Do you have problems with your waning metabolism? The answer hinges on what you take and what you do. It all boils down to a lifestyle change so that you live your life the best way you know how. This is how your metabolism works: all the food you eat is converted into energy. The term metabolism refers to the way your body processes carbohydrates, proteins, and fats to release the energy it needs for a variety of processes. Whatever your weight may be, you’re leaner when you know what to eat. Your metabolic rate also dictates how many calories you burn and is determined by your age, weight, height, gender, state of health, and activity level. While you can’t control genetics and age, you can change your diet and activity levels.

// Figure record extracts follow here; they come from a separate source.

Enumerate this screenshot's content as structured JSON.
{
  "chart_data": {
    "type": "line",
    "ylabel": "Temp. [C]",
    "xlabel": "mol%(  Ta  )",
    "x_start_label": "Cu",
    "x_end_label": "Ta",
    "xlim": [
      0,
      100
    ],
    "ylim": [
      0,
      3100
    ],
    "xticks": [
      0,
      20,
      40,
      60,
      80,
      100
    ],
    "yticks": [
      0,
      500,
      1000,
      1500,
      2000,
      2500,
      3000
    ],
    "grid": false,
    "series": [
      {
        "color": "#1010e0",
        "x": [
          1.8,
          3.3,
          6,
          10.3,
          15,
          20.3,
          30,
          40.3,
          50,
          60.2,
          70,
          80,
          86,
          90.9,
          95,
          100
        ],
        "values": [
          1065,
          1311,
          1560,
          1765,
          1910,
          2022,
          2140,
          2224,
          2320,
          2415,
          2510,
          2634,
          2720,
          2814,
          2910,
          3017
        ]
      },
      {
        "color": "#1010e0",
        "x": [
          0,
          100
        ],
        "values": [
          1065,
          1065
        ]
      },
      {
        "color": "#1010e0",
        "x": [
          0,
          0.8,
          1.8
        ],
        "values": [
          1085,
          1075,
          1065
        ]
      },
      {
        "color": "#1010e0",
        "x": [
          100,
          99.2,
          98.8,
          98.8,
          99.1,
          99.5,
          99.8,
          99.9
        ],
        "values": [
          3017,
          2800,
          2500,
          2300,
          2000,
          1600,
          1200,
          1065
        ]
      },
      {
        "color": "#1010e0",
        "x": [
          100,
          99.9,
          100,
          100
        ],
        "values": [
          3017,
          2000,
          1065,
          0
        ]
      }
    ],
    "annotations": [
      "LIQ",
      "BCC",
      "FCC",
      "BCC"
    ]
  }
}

So, is there anything you can do to hurry things along by boosting your metabolic rate? There is. These metabolism boosters can help you along, but ultimately, when it comes to weight management, there is no substitute for eating less and moving more in a sustained ongoing fashion. First of all, you need to maintain your balance. Make sure that your diet has the correct balance of protein and carbs. As a rule, keep fat intake low because any excess will increase your body fat. Studies reveal that the body uses a lot less energy to store fat than it does to store excess proteins and carbs, which require more energy to be converted into fat. Take saturated fat instead.
Also, eat less but more often. Aim to eat three to five small meals containing low-GI carbs throughout the day to keep your blood sugar stable and provide a steady source of energy to fuel your metabolism. Any excess calories you take during large, bulky meals will only get stored as fat. And never skip breakfast. If you do, your body will think it’s starving because it’s had nothing for eight to ten hours. This means that your blood sugar will plummet, making it more likely that you’ll overeat during lunch or supper. Also never shovel it all during dinner. Actually, this should be your lightest meal because you won’t have enough time to use up the calories when you sleep.
You need to make sure that you never starve. Dropping your calorie intake to less than 6,000 to 6,500 calories per day will signal to your body that you’re in starvation mode, which temporarily shuts down your metabolism. If you fast for 24 hours, your daily energy expenditure will decrease fairly quickly. The good news is that this is temporary. When you start to eat again, it will come back up. There’s no permanent damage done here, but neither are there benefits to sacrificing yourself at the altar of nutritional deprivation.
Lastly, drink plenty of water. Dehydration contributes to an inefficient metabolism. When you’re dehydrated, your body’s ability to convert carbs into energy lowers. If you exercise regularly, you even need to take more than the required amount. Plus, you flush out all the toxins in your system when you take in a lot of H2O.